Material und Methode
Im November 2013 wurde eine systematische Durchsicht der U.S. National Library of Medicine/National Institutes of Health (PubMed) Datenbank durchgeführt. Als Suchwörter dienten „shoulder“, „subscapularis“, „MRI“, und „accuracy“. Hiermit konnten 17 Treffer generiert werden. Anhand der Durchsicht der Abstracts konnten 4 Artikel [3, 4, 5, 6] mit Fallserien und einem Evidenzlevel von mindestens IV in englischer Sprache identifiziert werden, die sich spezifisch mit der Genauigkeit der nativen Kernspintomografie in der Darstellung von Rissen der Subscapularissehnesehne im Vergleich zur arthroskopischen Darstellung beschäftigten. 13 Arbeiten wurden nicht weitergehend analysiert. Drei Arbeiten waren Reviewartikel, 2 Arbeiten beschäftigten sich primär mit dem Bizepspulley, 2 Arbeiten beschäftigten sich primär mit der Tendinosis calcarea, eine Arbeit beschäftigte sich mit der langen Bizepssehne, 4 Arbeiten beschäftigten sich mit der gesamten Rotatorenmanschette und eine Arbeit verwandte zur Darstellung der Rotatorenmanschette Ultraschall statt Kernspintomografie. Die verbliebenen 4 Artikel wurden weitergehend inhaltlich analysiert (s. Tab. 1). In einem Fall lag eine Level-IV-Studie vor, in 2 Fällen lag eine Level-III-Studie vor, in einem Fall eine Level-II-Studie.
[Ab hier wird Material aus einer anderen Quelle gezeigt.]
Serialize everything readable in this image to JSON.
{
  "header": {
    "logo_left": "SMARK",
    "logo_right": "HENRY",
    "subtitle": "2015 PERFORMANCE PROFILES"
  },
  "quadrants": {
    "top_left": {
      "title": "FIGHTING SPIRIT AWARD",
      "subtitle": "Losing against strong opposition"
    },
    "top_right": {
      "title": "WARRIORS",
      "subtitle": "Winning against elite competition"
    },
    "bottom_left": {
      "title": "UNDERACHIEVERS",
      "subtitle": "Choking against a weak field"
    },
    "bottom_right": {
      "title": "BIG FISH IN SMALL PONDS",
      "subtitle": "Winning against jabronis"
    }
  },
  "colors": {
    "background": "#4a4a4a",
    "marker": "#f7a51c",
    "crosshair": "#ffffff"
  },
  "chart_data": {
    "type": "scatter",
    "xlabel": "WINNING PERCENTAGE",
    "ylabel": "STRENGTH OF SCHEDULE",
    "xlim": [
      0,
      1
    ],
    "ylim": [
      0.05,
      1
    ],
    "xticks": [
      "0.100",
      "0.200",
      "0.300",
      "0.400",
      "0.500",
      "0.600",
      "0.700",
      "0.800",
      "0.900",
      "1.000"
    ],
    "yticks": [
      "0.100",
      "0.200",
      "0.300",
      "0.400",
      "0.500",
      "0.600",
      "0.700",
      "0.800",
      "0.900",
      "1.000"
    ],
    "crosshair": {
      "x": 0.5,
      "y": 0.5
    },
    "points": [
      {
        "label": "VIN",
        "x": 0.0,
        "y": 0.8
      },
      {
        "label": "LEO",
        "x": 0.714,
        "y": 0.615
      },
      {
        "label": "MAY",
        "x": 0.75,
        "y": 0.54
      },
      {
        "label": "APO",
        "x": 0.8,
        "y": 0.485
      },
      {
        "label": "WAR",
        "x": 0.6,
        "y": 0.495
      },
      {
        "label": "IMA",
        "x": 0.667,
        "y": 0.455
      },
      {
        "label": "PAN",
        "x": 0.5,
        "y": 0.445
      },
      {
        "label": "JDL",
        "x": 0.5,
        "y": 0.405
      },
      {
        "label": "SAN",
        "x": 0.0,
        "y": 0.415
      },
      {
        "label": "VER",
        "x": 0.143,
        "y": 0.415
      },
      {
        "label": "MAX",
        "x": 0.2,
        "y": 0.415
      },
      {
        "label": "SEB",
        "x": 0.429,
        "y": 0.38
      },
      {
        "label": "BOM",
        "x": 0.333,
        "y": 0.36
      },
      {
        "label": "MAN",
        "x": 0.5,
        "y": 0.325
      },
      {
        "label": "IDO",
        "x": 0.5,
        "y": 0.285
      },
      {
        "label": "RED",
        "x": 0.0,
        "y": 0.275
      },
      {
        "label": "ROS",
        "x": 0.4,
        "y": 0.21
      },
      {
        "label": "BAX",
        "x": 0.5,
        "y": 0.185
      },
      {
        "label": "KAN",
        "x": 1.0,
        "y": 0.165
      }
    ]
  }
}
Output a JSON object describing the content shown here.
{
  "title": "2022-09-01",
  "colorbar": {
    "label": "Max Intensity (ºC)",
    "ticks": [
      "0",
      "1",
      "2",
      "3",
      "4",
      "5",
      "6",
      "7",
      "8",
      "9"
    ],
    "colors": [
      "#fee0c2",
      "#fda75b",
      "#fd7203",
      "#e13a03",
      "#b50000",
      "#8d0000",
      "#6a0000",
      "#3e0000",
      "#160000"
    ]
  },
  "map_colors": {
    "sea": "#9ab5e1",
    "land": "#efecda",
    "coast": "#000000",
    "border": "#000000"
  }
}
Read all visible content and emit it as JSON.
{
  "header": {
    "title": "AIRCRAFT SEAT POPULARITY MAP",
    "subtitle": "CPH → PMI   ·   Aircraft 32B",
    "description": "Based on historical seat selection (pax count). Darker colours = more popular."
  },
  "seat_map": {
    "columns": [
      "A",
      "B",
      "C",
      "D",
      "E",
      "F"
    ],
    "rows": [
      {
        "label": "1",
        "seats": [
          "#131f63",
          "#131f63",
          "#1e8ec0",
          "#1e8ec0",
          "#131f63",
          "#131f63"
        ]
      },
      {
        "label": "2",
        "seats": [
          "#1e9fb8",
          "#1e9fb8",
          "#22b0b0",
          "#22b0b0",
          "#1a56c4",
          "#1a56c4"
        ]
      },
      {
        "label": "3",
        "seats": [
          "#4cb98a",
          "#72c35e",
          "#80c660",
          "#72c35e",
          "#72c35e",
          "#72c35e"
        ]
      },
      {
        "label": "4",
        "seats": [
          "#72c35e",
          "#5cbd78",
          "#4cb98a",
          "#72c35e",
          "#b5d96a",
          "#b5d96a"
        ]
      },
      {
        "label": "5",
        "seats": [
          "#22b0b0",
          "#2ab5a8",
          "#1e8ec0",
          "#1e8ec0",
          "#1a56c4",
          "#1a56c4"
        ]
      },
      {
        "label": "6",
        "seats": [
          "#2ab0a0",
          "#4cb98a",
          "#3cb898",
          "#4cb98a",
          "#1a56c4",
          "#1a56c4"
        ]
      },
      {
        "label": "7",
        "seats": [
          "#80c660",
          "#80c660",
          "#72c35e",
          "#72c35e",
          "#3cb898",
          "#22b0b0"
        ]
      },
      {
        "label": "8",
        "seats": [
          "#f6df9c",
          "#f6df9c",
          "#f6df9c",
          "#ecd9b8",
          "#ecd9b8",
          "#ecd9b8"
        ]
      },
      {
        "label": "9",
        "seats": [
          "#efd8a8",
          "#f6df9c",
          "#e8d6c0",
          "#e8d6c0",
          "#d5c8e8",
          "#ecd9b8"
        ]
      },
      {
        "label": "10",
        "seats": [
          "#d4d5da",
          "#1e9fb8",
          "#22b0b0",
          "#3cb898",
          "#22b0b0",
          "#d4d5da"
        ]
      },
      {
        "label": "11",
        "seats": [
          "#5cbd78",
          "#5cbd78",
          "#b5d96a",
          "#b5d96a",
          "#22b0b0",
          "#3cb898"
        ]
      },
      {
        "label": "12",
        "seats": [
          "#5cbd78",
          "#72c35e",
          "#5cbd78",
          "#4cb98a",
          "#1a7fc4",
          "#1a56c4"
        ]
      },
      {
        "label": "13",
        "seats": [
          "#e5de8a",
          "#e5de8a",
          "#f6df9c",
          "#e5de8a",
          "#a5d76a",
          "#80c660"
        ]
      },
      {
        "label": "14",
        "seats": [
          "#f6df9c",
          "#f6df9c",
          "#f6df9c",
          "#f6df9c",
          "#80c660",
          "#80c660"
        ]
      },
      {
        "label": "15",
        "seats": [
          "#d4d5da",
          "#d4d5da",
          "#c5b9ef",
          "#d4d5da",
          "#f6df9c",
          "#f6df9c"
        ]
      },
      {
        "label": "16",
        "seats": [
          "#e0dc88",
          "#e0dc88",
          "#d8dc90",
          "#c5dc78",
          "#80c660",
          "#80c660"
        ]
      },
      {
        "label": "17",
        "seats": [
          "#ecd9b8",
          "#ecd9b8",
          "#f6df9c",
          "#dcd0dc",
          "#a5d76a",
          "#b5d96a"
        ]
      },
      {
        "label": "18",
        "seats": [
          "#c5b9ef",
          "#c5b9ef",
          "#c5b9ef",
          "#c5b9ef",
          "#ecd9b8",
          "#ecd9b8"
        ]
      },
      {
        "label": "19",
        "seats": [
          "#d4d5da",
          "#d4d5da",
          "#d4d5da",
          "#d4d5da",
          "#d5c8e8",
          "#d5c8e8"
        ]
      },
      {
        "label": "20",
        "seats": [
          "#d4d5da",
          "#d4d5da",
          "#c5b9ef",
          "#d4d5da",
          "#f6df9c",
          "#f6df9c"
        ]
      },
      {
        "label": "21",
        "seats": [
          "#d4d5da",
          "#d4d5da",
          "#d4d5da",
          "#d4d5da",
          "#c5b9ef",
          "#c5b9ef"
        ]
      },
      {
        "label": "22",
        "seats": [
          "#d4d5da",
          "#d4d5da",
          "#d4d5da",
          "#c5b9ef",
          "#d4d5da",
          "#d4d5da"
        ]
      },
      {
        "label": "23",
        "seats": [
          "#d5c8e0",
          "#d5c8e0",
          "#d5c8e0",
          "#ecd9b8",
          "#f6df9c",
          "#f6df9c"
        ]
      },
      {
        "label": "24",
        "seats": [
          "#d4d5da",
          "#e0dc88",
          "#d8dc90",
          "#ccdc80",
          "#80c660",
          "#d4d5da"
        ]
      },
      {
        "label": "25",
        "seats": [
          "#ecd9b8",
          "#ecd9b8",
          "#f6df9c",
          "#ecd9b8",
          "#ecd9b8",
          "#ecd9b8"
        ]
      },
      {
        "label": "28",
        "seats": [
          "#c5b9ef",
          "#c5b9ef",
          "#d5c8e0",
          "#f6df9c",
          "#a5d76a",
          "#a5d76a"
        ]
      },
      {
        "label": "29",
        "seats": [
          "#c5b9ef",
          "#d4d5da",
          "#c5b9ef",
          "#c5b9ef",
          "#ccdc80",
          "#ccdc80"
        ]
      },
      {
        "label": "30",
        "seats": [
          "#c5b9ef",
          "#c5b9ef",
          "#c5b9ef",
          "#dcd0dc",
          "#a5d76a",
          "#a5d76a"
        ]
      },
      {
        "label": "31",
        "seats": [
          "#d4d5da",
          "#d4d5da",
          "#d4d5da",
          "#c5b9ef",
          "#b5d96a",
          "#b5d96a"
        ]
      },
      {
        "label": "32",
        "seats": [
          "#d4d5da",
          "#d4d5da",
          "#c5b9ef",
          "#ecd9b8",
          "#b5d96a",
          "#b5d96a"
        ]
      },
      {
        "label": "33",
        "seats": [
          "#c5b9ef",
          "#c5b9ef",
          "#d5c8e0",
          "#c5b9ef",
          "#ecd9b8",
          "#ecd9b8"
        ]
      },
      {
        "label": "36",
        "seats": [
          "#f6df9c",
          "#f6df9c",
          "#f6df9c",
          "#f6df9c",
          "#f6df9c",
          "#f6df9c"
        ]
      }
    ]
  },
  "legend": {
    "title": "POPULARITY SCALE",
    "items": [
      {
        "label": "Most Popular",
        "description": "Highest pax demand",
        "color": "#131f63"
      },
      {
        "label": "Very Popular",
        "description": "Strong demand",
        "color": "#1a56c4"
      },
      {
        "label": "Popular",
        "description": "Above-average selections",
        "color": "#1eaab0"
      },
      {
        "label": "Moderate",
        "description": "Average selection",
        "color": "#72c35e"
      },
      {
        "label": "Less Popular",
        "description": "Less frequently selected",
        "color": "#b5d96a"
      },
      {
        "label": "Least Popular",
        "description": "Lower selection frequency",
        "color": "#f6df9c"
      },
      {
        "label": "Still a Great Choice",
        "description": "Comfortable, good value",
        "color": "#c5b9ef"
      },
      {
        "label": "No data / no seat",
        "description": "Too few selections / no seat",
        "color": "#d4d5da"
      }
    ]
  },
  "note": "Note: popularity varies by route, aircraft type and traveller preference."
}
Die Fallzahl lag zwischen 29 und 82. Wegen der heterogenen Patientenkollektive wurde auf eine detaillierte quantitative statistische Analyse im Sinne einer Metaanalyse verzichtet. Es wurde lediglich qualitativ deskriptiv analysiert.
Originalarbeiten
Adams et al. [3] veröffentlichten 2010 eine retrospektive Studie (Level III) von 120 Patienten, bei denen eine arthroskopische Versorgung einer Rotatorenmanschettenruptur durchgeführt wurde. In 16 Fällen war in der präoperativen kernspintomografischen Untersuchung vom Radiologen ein Subscapularissehnenriss gesehen worden. Intraoperativ konnte in allen 16 Fällen ein Riss bestätigt werden, sodass für diese Situation eine Spezifität von 100 % vorlag. Insgesamt wurden bei den 120 Patienten intraoperativ aber 44 Subscapularissehnenrisse gesehen. In 28 Fällen wurden präoperativ vom Radiologen keine solchen Fälle in der kernspintomografischen präoperativen Untersuchung gesehen. Hieraus ergab sich eine Sensitivität von 36 % für das Erkennen einer Subscapularissehnenruptur auf den präoperativen kernspintomografischen Aufnahmen. Der positive prädiktive Wert lag bei 100 %, der negative prädiktive Wert bei 62 %, die Genauigkeit bei 69 %.